While allergy pills and allergy shots still have their time and place, their non-proactive nature and lack of specificity makes them weaker options when it comes to dealing with Fel d 1. Moreover, due to their broad impacts across multiple bodily functions, most of these remedies have associated side effects.  

For example, antihistamines generally fall under two major categories, each with its own set of side effects. First generation antihistamines, such as Benadryl, have to cross the blood-brain barrier to interact with histamine receptors in the brain. This results in drowsiness, alongside other things such as low blood pressure and constipation. On the other hand, second generation antihistamines, such as Claritin and Zyrtec, are specifically designed to not cross the blood-brain barrier. While this foregos the drowsiness issue, these second generation antihistamines have still been shown to cause headaches, vomiting, and abdominal pain. This is mainly due to the antihistamine non-specifically binding to other receptors in the body.

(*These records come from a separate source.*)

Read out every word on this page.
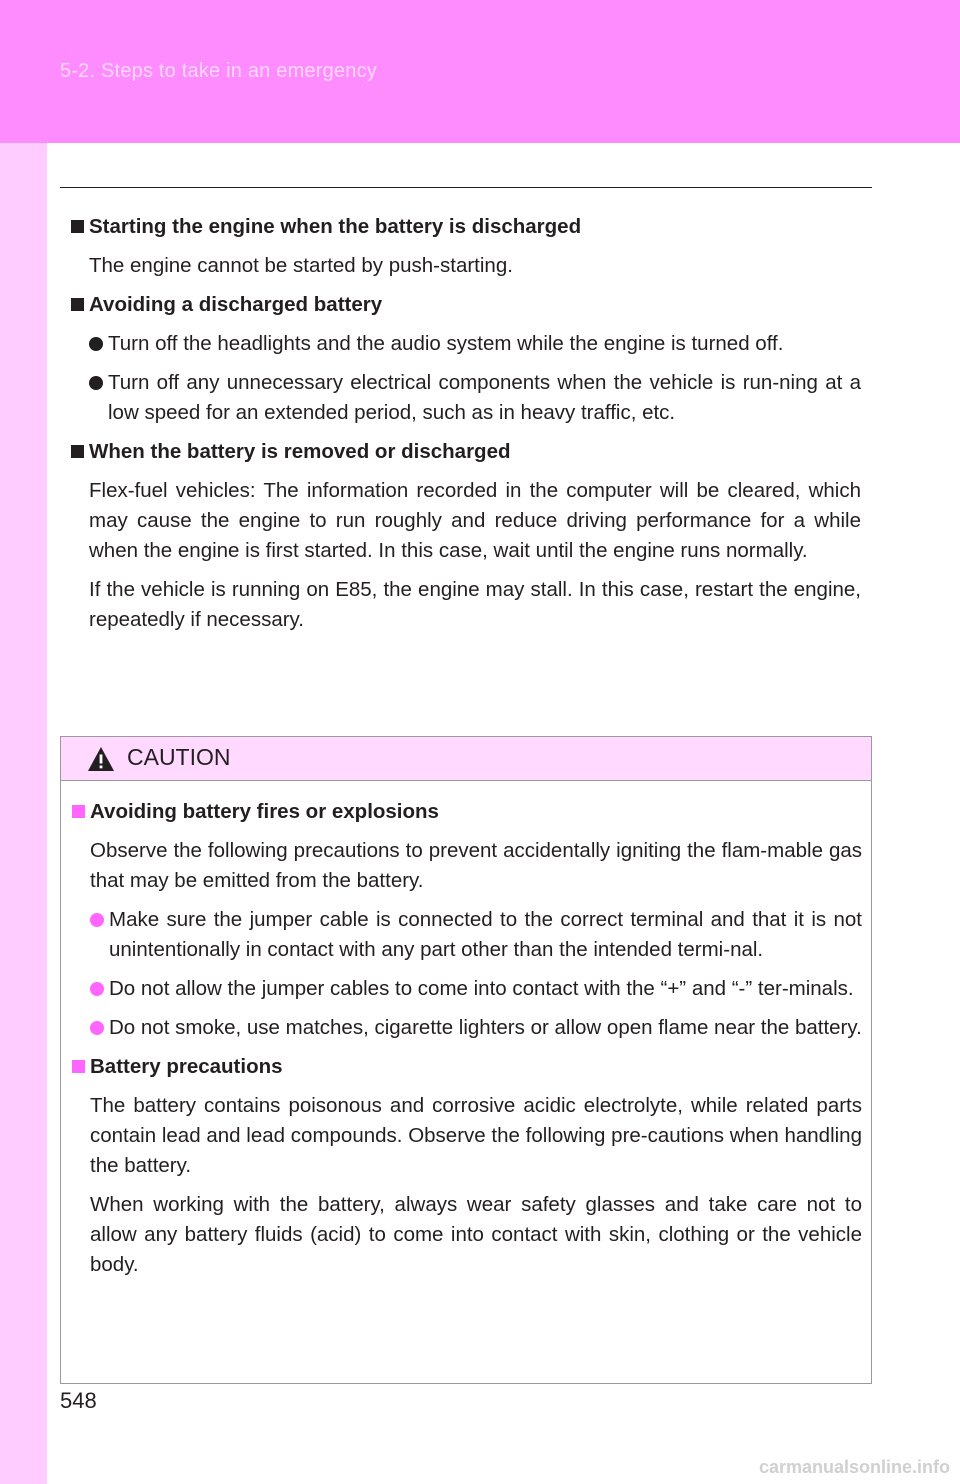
5-2. Steps to take in an emergency
Starting the engine when the battery is discharged
The engine cannot be started by push-starting.
Avoiding a discharged battery
Turn off the headlights and the audio system while the engine is turned off.
Turn off any unnecessary electrical components when the vehicle is run-ning at a low speed for an extended period, such as in heavy traffic, etc.
When the battery is removed or discharged
Flex-fuel vehicles: The information recorded in the computer will be cleared, which may cause the engine to run roughly and reduce driving performance for a while when the engine is first started. In this case, wait until the engine runs normally.
If the vehicle is running on E85, the engine may stall. In this case, restart the engine, repeatedly if necessary.
CAUTION
Avoiding battery fires or explosions
Observe the following precautions to prevent accidentally igniting the flam-mable gas that may be emitted from the battery.
Make sure the jumper cable is connected to the correct terminal and that it is not unintentionally in contact with any part other than the intended termi-nal.
Do not allow the jumper cables to come into contact with the “+” and “-” ter-minals.
Do not smoke, use matches, cigarette lighters or allow open flame near the battery.
Battery precautions
The battery contains poisonous and corrosive acidic electrolyte, while related parts contain lead and lead compounds. Observe the following pre-cautions when handling the battery.
When working with the battery, always wear safety glasses and take care not to allow any battery fluids (acid) to come into contact with skin, clothing or the vehicle body.
548
carmanualsonline.info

In contrast, Pacagen’s nanobodies are exclusively engineered to bind to Fel d 1 particles outside of the human body, making them significantly more proficient, with little to no unexpected consequences or side effects. With proper application, the nanobodies’ effects can be seen before one’s immune system is exposed to the allergen. This is done with the Cat Allergen Neutralizing Spray, which easily disperses the nanobodies onto external surfaces that have accumulated Fel d 1.

[Left and Middle] Pacagen’s nanobodies neutralize allergens at binding affinities better than many pharmaceuticals. [Right] When allergens have additional activity, such as DER P1, which is an enzyme that cuts proteins (protease), Pacagen’s nanobodies can reduce allergen activity by more than 95%.